You can register actions directly in the Main class (typically inside the init() or on_admin() methods).

Syntax

$this->add_action( string $hook, string $handler, int $priority = 10, int $accepted_args = 1 );
  • $hook — The action name (same as WP).
  • $handler'Controller@method' or 'view@dot.path.to.view'.
  • $priority — Execution order (default 10).
  • $accepted_args — Number of arguments the callback expects (default 1).

Example in Main.php

app/Main.php
<?php

namespace MyAwesomePlugin;

use WPMVC\Bridge;

class Main extends Bridge
{
public function init()
{
// Basic action linked to a controller method
$this->add_action( 'init', 'CustomController@app_init' );

// Action for wp_head
$this->add_action( 'wp_head', 'CustomController@header' );

// Action with custom priority (executes later)
$this->add_action( 'init', 'CustomController@app_init', 20 );
}
}
  • Ayuco-generated hooks appear exactly like manual ones in Main.php.
  • Use this method when you need fine control over priority or args, or for one-off additions.
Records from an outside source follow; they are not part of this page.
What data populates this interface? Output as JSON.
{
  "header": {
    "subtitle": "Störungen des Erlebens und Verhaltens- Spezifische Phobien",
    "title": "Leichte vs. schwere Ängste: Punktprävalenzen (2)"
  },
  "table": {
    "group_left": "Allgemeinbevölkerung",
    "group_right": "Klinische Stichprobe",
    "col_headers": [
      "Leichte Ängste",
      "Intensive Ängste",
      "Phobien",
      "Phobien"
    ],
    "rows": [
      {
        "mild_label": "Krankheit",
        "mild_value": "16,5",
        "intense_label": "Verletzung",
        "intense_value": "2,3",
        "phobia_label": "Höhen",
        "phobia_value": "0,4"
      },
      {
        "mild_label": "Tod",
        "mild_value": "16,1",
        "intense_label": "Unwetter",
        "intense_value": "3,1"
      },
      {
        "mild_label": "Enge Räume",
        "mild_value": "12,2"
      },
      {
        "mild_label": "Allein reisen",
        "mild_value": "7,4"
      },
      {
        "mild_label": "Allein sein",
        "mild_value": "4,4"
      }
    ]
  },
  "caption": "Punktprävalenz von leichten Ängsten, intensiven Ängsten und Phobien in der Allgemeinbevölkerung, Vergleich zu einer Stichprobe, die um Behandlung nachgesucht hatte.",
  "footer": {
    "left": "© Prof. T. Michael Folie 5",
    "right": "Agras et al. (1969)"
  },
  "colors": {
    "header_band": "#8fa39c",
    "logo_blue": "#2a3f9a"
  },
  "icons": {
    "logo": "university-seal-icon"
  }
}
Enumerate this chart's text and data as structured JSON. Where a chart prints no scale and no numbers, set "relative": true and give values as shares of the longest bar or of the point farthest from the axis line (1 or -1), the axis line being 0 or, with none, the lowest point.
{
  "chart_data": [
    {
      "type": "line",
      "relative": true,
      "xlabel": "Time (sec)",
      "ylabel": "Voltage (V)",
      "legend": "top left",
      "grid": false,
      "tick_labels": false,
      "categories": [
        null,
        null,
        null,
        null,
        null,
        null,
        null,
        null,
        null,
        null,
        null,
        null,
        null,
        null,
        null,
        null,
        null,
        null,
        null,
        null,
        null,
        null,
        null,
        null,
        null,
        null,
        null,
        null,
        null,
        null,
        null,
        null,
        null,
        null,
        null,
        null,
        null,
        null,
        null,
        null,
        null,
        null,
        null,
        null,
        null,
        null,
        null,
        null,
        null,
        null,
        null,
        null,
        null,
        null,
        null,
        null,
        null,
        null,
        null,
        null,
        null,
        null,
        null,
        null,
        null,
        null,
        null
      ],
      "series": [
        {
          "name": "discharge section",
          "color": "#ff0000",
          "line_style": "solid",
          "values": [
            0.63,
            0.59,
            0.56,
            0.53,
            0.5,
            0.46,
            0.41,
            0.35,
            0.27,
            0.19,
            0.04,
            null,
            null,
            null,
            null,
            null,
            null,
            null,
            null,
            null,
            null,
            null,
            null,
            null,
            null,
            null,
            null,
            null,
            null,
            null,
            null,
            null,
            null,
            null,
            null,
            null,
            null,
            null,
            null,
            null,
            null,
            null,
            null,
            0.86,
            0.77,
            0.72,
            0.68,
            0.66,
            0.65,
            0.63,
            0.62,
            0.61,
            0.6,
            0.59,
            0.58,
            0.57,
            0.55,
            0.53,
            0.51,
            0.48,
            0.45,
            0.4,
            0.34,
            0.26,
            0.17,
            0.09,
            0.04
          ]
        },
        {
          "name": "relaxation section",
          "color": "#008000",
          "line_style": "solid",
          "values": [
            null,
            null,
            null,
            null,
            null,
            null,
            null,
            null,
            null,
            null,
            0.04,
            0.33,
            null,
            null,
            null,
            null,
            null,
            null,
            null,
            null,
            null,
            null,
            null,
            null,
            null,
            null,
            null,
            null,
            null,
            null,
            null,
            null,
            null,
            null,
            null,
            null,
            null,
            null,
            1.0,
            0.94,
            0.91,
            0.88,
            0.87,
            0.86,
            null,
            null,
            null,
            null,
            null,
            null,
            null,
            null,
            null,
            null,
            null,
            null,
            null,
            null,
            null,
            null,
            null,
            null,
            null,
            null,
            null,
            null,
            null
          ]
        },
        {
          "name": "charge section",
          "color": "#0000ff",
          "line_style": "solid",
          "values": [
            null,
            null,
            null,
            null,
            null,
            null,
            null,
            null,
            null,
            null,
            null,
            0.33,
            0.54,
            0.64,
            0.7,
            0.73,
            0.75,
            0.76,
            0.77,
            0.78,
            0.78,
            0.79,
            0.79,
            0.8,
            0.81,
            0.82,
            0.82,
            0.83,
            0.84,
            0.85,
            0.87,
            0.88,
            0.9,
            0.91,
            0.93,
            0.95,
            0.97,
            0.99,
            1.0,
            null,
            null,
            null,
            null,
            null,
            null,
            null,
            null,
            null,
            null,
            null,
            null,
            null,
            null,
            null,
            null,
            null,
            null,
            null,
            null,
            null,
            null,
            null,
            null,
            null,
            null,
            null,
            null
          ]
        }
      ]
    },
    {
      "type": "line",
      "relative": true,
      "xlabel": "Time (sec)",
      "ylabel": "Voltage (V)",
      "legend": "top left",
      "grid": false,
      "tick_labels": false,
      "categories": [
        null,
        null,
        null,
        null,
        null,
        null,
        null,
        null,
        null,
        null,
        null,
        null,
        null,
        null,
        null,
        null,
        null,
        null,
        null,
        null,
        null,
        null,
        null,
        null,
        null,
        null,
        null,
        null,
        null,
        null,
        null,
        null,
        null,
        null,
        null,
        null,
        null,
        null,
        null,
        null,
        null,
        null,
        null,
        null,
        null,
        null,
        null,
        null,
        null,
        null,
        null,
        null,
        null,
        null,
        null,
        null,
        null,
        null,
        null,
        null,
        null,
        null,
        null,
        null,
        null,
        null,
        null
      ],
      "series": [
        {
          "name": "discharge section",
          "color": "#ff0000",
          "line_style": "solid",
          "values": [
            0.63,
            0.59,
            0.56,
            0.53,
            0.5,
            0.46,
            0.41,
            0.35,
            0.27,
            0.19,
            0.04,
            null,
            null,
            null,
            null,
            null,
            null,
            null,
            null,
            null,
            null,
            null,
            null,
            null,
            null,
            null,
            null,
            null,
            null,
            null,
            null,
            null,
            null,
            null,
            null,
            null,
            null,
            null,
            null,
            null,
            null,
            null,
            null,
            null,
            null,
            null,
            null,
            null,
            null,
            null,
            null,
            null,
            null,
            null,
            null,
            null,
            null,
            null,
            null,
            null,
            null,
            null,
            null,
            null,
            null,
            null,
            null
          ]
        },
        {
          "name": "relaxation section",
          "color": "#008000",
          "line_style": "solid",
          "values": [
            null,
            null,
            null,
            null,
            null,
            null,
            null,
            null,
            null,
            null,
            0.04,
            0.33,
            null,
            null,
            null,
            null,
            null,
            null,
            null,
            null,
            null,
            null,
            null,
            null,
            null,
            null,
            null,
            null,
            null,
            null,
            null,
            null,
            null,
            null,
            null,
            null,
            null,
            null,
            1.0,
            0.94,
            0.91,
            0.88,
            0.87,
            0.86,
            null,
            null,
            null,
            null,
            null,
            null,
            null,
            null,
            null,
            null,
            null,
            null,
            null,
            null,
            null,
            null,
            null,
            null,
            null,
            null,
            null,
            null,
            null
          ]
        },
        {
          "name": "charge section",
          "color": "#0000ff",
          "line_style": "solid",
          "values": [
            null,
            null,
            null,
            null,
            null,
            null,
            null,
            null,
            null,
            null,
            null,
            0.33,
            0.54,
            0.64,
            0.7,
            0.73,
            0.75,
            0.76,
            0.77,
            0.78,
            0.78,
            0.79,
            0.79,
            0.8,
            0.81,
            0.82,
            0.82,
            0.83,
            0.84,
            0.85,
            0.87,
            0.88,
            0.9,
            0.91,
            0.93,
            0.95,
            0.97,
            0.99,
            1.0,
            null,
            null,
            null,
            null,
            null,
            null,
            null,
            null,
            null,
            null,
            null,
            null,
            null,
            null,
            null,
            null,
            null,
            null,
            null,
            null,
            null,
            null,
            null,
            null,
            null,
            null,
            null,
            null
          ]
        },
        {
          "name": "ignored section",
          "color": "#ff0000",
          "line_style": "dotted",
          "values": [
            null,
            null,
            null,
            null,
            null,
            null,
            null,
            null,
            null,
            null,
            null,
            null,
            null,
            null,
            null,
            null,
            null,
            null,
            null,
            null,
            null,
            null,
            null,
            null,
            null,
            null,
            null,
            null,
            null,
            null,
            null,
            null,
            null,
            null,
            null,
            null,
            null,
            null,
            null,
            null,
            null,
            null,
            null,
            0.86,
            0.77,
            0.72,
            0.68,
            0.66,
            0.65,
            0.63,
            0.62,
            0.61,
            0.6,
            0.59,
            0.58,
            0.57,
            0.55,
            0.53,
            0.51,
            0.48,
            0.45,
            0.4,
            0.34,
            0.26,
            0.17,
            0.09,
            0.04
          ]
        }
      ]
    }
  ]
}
Passing Parameters to Handlers

To pass specific arguments from the WP hook to your callback (e.g., mapping hook params to method args), use the third parameter as an array of param names:

$this->add_action( 'woocommerce_thankyou', 'view@woocommerce.thankyou', ['order_id'] );

This passes the $order_id from the woocommerce_thankyou hook to your view or controller.

For full WP compatibility, the method supports $priority and $accepted_args just like native add_action().

Use actions to hook into WordPress lifecycle events while keeping your logic in controllers — the artisan way.